Barron took her advice and surveyed her mutely with dancing eyes. For a moment her lips, puckered into a tremulous pout, twitched with the premonitory symptoms of a second outburst. But she controlled them, moved by some perverse instinct of coquetry, while the laughter welled up in the eyes that were fixed on him.

“I see I’ll have to make a joke,” he said, “and I can’t think of any.”

“Mrs. Garcia’s got a book full. You might borrow it.”

“Couldn’t you tell me one that’s made you laugh before and loan it to me?”

“But it mightn’t work a second time. I might take it quite solemnly. A sense of humor’s a very capricious thing.”

“I think the lady who’s got it is even more so,” he said.

And then once again they laughed in concert, foolishly and gaily and without knowing why.

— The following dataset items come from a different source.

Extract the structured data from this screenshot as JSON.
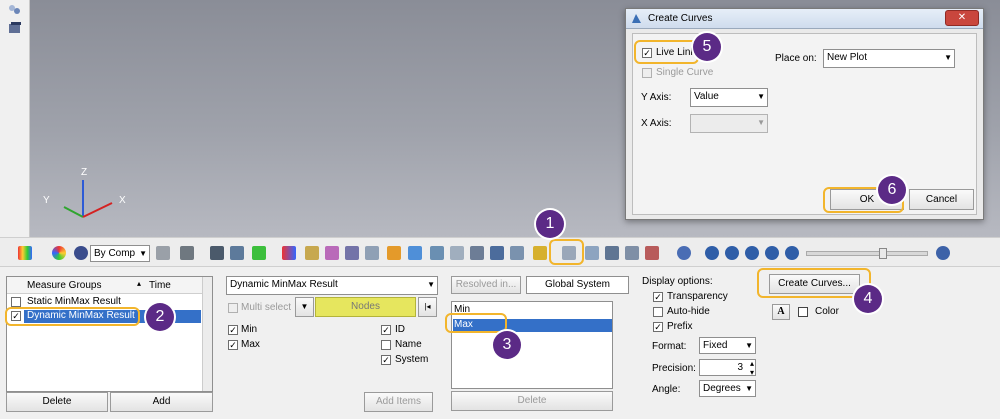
{
  "dialog": {
    "title": "Create Curves",
    "live_link_label": "Live Link",
    "single_curve_label": "Single Curve",
    "place_on_label": "Place on:",
    "place_on_value": "New Plot",
    "y_axis_label": "Y Axis:",
    "y_axis_value": "Value",
    "x_axis_label": "X Axis:",
    "x_axis_value": "",
    "ok_label": "OK",
    "cancel_label": "Cancel",
    "close_glyph": "✕"
  },
  "viewport": {
    "axis_z": "Z",
    "axis_y": "Y",
    "axis_x": "X"
  },
  "toolbar": {
    "comp_label": "By Comp"
  },
  "measure_groups": {
    "col_groups": "Measure Groups",
    "col_time": "Time",
    "rows": [
      "Static MinMax Result",
      "Dynamic MinMax Result"
    ],
    "delete_label": "Delete",
    "add_label": "Add"
  },
  "result": {
    "type_value": "Dynamic MinMax Result",
    "multi_select_label": "Multi select",
    "nodes_label": "Nodes",
    "min_label": "Min",
    "max_label": "Max",
    "id_label": "ID",
    "name_label": "Name",
    "system_label": "System",
    "add_items_label": "Add Items"
  },
  "system": {
    "resolved_label": "Resolved in...",
    "global_label": "Global System",
    "list": [
      "Min",
      "Max"
    ],
    "delete_label": "Delete"
  },
  "display": {
    "title": "Display options:",
    "transparency_label": "Transparency",
    "auto_hide_label": "Auto-hide",
    "prefix_label": "Prefix",
    "format_label": "Format:",
    "format_value": "Fixed",
    "precision_label": "Precision:",
    "precision_value": "3",
    "angle_label": "Angle:",
    "angle_value": "Degrees"
  },
  "create": {
    "create_curves_label": "Create Curves...",
    "color_label": "Color",
    "font_glyph": "A"
  },
  "callouts": [
    "1",
    "2",
    "3",
    "4",
    "5",
    "6"
  ],
  "glyphs": {
    "check": "✓",
    "dropdown": "▼",
    "first": "|◂",
    "up": "▴",
    "down": "▾"
  }
}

They had gained the top of the hill, and the blaze of red that swept across the west shone on their faces. They were within a few minutes’ walk of the house now and they continued, arm in arm, as was the custom of the day, and at the same loitering gait.

“Didn’t you tell me your people came originally from Eldorado County, somewhere up near Hangtown?” he asked. “I’ve just been up that way, and if I’d known the place I might have stopped there.”

“Oh, you never could have found it,” said Mariposa hastily. “It was only a cabin miles back in the foothills. My mother often told me of it—just a cabin by a stream. It has probably disappeared now. My father and mother met and were married there among the mines, and—and—I was born there,” she ended, stammeringly, hating the lies upon which her youthful traditions had been built.